Setelah terdaftar, sekitar 2 jam kemudian, giliran Bibi ke puskesmas untuk cek darah lengkap dan foto toraks. Tak lama menunggu hasilnya keluar, kondisinya bagus. Dokter di Puskesmas merujuk ke Rumah Lawan Covid (RLC) Tangsel. Membawa obat-obatan sendiri. Karena kondisi pasien baik, kemungkinan bisa cepat dijemput ambulans.
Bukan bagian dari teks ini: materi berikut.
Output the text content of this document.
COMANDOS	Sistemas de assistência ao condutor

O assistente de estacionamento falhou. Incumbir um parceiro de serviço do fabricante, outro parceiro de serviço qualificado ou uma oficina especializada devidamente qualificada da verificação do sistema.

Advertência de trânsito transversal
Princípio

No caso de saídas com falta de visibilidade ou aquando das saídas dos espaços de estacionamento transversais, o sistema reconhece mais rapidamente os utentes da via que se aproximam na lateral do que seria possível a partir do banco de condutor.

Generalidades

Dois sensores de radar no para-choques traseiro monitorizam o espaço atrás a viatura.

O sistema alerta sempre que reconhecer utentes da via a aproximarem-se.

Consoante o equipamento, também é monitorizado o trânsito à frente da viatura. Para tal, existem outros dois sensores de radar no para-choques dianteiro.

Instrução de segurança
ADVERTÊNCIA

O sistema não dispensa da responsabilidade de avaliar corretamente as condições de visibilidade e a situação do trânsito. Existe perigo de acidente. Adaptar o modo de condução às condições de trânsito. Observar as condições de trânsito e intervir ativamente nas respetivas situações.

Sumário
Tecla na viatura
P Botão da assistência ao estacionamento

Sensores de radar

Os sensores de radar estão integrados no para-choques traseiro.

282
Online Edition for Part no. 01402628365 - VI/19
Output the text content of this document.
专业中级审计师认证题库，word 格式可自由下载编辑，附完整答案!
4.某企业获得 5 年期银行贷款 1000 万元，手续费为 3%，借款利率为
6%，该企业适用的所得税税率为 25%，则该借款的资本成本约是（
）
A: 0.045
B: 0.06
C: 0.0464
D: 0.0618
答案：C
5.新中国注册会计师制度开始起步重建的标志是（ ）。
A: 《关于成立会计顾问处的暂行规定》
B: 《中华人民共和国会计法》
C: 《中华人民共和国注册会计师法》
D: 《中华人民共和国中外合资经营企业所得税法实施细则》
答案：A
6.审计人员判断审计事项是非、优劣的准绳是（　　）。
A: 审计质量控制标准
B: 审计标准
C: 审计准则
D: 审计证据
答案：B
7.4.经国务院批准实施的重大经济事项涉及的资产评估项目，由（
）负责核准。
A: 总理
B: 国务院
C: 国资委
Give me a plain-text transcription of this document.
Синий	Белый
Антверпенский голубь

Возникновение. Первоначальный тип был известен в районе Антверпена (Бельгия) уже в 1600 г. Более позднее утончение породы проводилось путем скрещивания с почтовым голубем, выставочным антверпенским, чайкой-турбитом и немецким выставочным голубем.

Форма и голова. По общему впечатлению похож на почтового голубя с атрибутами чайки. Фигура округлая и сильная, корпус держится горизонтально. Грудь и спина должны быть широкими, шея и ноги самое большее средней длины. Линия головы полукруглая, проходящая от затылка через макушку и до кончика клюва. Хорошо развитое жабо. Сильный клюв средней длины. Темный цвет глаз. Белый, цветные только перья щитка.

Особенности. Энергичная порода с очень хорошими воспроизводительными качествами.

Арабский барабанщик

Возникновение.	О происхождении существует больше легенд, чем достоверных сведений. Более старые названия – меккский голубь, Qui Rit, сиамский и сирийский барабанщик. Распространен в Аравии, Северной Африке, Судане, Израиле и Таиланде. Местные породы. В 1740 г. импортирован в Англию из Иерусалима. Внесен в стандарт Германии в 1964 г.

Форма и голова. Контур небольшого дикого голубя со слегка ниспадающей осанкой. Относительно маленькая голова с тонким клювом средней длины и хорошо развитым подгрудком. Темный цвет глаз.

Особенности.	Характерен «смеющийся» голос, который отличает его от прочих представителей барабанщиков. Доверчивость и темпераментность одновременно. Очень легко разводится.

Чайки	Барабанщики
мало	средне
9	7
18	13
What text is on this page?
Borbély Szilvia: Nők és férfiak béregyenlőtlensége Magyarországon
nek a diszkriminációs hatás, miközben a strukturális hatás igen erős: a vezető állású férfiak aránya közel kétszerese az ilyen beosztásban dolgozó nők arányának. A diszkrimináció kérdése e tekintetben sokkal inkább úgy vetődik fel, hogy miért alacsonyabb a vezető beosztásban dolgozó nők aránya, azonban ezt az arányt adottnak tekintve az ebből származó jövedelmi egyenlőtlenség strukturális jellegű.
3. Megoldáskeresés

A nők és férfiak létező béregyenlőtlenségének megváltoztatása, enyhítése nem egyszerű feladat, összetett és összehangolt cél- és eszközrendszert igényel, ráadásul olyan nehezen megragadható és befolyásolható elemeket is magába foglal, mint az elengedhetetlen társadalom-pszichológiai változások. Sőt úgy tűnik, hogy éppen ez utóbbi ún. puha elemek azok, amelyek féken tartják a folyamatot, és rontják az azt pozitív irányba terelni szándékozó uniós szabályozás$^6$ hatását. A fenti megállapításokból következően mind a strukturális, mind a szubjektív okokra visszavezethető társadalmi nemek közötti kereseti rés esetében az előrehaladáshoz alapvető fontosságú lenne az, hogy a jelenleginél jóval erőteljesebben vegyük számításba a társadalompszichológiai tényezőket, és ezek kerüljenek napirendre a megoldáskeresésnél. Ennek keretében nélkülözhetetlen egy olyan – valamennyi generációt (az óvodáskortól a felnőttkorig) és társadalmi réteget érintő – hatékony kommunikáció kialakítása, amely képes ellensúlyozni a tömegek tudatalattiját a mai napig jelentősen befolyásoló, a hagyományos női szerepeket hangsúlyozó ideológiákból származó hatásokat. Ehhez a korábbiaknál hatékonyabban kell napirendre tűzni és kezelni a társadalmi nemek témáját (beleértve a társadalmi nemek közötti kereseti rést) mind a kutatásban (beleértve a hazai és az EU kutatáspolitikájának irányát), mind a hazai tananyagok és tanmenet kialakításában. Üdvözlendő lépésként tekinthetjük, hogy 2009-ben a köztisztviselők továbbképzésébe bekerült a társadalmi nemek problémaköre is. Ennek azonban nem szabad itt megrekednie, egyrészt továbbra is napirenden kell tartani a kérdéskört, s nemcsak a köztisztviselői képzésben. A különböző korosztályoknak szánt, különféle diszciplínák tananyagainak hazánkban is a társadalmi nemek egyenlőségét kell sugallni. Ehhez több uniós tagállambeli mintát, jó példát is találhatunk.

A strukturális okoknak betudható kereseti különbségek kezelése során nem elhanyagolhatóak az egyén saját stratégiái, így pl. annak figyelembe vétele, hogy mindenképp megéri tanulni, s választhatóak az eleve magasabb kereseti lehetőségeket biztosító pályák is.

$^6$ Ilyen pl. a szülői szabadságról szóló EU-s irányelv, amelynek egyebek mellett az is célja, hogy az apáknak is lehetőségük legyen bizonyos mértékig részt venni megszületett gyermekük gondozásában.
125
Karena Bibi tak punya asuransi, saya yang menjadi penjamin. Tapi dokter mengatakan hanya kalau ada apa-apa saja, karena semua ditanggung pemerintah. (Untuk teman-teman, saran saya penting untuk mulai memikirkan punya asuransi kesehatan, boleh yang swasta atau BPJS Kesehatan juga sangat baik coverage-nya).
Siang itu sekitar pukul 13.30 ambulans RLC sudah tiba di depan rumah. Bibi sudah berkemas dan bersiap. Semula, karena kami ada rencana berlibur, Bibi izin mau menengok anaknya di Bandung. Semua rencana itu kini buyar. Bibi harus berlibur dan isolasi di RLC, semoga segera sembuh ya, Bi. Semoga menyenangkan di sana.
Konon, Rizqa dan anak-anak melepas Bibi dengan sedih. Bibi menangis. Ambulans pergi tanpa sirine. Keluarga kami sedang dirundung duka.